The study identified 19 causal relationships between gut microbiota and Parkinson’s disease. Among them, the Demequina genus (p=0.0408, OR=1.7142) was positively associated with Parkinson’s disease, while Bifidobacterium adolescentis (p=0.0101, OR=0.8686) and the Actinomycetales order (p=0.0208, OR=0.7469) were negatively associated with Parkinson’s disease. Additionally, several species within the Lachnospiraceae family were associated with Parkinson’s disease risk, such as Blautia a sp002159835 (p=0.0223, OR=1.4256) and Kle1615 sp900066985 (p=0.0202, OR=1.2545), which may increase the risk of Parkinson’s disease, whereas the Lachnospiraceae family (p=0.0132, OR=0.6642) and Rug147 sp900315495 (p=0.0474, OR=0.4808) may reduce the risk.

b) Causal Relationship Between Inflammatory Cytokines and Parkinson’s Disease

The study found that Tumor Necrosis Factor Receptor Superfamily Member 9 (TNFRSF9) was negatively associated with Parkinson’s disease (p=0.0005, OR=0.8190). However, no significant causal relationship was found between peripheral immune cell count traits and Parkinson’s disease.

c) Causal Relationship Between Plasma Metabolites and Parkinson’s Disease

The study identified 12 causal relationships between plasma metabolites and Parkinson’s disease. Among them, tryptophan (p=0.0025, OR=0.8256) was negatively associated with Parkinson’s disease, suggesting that reduced tryptophan levels may increase the risk of Parkinson’s disease. Additionally, mannose (p=0.0078, OR=1.1543) and cholesterol (p=0.0356, OR=1.1678) were positively associated with Parkinson’s disease.

d) Mediation Analysis

Mediation analysis revealed that the Demequina genus influenced Parkinson’s disease by reducing tryptophan levels, with a mediation proportion of 17.51% (p=0.0393). This indicates that the Demequina genus may promote the occurrence of Parkinson’s disease by decreasing tryptophan levels.

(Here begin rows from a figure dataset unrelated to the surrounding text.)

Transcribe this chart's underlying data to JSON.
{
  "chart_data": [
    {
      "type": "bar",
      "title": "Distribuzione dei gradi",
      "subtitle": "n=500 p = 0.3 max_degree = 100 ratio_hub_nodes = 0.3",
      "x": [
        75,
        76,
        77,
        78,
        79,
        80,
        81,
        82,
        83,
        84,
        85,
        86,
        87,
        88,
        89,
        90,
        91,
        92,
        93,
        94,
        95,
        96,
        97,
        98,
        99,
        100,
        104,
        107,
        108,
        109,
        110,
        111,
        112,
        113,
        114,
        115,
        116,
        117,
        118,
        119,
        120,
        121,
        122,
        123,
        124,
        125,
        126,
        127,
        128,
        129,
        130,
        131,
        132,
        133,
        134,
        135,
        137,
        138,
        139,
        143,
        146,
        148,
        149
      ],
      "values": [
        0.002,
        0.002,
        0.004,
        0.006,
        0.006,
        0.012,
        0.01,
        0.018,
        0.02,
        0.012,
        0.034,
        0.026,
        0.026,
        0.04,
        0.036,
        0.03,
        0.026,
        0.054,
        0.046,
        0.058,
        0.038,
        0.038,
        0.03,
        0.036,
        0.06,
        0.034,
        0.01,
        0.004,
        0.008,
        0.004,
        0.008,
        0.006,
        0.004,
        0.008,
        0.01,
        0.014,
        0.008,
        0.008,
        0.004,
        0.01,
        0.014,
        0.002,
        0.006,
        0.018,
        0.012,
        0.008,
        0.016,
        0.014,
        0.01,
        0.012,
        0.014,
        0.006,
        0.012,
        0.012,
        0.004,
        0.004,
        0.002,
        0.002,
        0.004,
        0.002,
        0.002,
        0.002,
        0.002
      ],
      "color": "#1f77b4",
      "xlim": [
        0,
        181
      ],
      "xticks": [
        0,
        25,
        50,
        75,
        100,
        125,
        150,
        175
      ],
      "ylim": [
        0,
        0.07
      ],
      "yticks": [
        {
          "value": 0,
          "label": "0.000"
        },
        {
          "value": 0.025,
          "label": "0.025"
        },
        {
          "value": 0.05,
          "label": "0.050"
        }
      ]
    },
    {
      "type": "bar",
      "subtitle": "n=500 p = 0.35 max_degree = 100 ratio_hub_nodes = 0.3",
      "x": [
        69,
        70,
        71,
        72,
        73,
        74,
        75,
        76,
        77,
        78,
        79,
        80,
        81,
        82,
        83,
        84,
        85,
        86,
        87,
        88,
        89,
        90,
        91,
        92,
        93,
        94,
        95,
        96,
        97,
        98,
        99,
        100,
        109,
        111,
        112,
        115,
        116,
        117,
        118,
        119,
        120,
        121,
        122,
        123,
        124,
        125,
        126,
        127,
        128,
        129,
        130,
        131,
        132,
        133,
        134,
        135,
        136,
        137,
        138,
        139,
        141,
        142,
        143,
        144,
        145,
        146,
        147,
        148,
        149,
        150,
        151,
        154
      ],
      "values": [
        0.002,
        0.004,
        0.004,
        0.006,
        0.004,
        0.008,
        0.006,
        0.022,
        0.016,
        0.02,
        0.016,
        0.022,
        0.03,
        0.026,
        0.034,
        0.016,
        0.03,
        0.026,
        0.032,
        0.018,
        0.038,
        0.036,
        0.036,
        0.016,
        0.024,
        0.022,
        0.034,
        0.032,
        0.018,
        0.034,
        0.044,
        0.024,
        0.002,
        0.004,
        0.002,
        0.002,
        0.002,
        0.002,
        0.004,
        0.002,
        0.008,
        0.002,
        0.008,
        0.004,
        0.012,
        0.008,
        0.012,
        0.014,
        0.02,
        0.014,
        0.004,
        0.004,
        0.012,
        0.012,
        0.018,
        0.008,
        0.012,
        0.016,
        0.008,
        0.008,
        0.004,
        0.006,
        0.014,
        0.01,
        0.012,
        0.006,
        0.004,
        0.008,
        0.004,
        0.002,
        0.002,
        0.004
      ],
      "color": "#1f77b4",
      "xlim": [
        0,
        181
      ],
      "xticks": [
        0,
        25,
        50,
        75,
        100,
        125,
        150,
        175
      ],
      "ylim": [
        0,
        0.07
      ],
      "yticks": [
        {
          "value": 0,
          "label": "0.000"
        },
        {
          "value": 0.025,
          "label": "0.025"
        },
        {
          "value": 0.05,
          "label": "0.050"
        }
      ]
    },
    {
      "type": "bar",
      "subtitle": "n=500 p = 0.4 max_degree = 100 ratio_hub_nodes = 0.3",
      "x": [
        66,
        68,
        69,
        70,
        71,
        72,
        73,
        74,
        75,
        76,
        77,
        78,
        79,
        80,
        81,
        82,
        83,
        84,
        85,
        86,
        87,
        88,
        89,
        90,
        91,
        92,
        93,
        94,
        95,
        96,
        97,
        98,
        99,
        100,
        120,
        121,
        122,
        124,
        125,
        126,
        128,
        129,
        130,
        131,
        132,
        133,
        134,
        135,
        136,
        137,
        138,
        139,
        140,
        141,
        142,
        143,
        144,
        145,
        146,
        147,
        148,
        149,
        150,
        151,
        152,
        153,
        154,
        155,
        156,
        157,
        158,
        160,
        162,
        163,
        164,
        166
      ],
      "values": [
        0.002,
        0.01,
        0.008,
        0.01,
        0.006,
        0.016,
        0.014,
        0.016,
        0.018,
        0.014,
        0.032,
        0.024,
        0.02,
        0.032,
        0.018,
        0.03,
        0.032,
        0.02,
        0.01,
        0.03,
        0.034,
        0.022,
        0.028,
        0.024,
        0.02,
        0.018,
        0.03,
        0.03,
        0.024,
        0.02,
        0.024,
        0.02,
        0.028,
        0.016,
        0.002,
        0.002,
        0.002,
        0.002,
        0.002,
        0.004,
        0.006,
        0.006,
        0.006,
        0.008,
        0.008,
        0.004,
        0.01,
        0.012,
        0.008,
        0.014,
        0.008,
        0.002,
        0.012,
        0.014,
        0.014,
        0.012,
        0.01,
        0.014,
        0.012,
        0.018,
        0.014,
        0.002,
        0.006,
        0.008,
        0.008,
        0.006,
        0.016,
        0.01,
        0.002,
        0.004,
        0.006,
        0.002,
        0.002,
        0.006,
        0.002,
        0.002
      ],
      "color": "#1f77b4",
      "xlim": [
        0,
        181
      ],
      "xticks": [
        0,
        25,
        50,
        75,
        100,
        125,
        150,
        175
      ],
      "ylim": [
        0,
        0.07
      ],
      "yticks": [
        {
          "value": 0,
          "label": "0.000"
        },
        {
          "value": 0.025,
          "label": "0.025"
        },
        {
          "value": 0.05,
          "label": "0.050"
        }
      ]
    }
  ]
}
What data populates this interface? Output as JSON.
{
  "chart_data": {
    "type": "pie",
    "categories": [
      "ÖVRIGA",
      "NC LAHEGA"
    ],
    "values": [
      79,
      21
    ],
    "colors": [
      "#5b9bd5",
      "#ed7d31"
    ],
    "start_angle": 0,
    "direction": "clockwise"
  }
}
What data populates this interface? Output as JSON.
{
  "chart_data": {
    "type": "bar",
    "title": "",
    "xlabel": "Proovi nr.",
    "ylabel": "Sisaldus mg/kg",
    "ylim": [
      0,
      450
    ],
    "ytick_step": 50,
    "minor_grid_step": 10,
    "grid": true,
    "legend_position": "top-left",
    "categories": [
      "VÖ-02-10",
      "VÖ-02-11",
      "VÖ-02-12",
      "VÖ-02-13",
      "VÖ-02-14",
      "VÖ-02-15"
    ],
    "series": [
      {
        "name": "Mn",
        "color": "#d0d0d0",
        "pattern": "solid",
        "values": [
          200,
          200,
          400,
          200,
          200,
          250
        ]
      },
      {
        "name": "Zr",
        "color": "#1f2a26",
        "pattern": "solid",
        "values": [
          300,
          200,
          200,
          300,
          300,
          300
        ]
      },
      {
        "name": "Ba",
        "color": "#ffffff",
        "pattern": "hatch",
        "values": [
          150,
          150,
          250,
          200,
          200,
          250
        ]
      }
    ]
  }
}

3. Conclusions and Significance

This study, through Mendelian Randomization methods, systematically evaluated for the first time the causal relationships between gut microbiota, inflammatory cytokines, peripheral immune cells, plasma metabolites, and Parkinson’s disease. The study identified significant causal relationships between 19 gut microbiota traits, 1 inflammatory cytokine, and 12 plasma metabolites with Parkinson’s disease. Notably, the Demequina genus mediated its effect on Parkinson’s disease by reducing tryptophan levels, providing new insights into the pathogenesis of Parkinson’s disease.

4. Research Highlights

  • Innovative Methodology: This study is the first to employ a two-step Mendelian Randomization approach, combined with large-scale GWAS data, to systematically analyze the causal relationships and potential mechanisms between gut microbiota and Parkinson’s disease.
  • Key Findings: The study found that the Demequina genus influences Parkinson’s disease risk through tryptophan metabolism, offering new directions for early diagnosis and prevention of Parkinson’s disease.
  • Broad Applicability: This research not only provides new perspectives for the study of Parkinson’s disease etiology but also offers methodological references for research on other neurodegenerative diseases.

Summary

The findings of this study provide important scientific evidence for understanding the etiology of Parkinson’s disease, particularly the mechanisms by which gut microbiota influences Parkinson’s disease risk through metabolic pathways. Future research can further validate these findings and explore intervention strategies based on gut microbiota, offering new approaches for the prevention and treatment of Parkinson’s disease.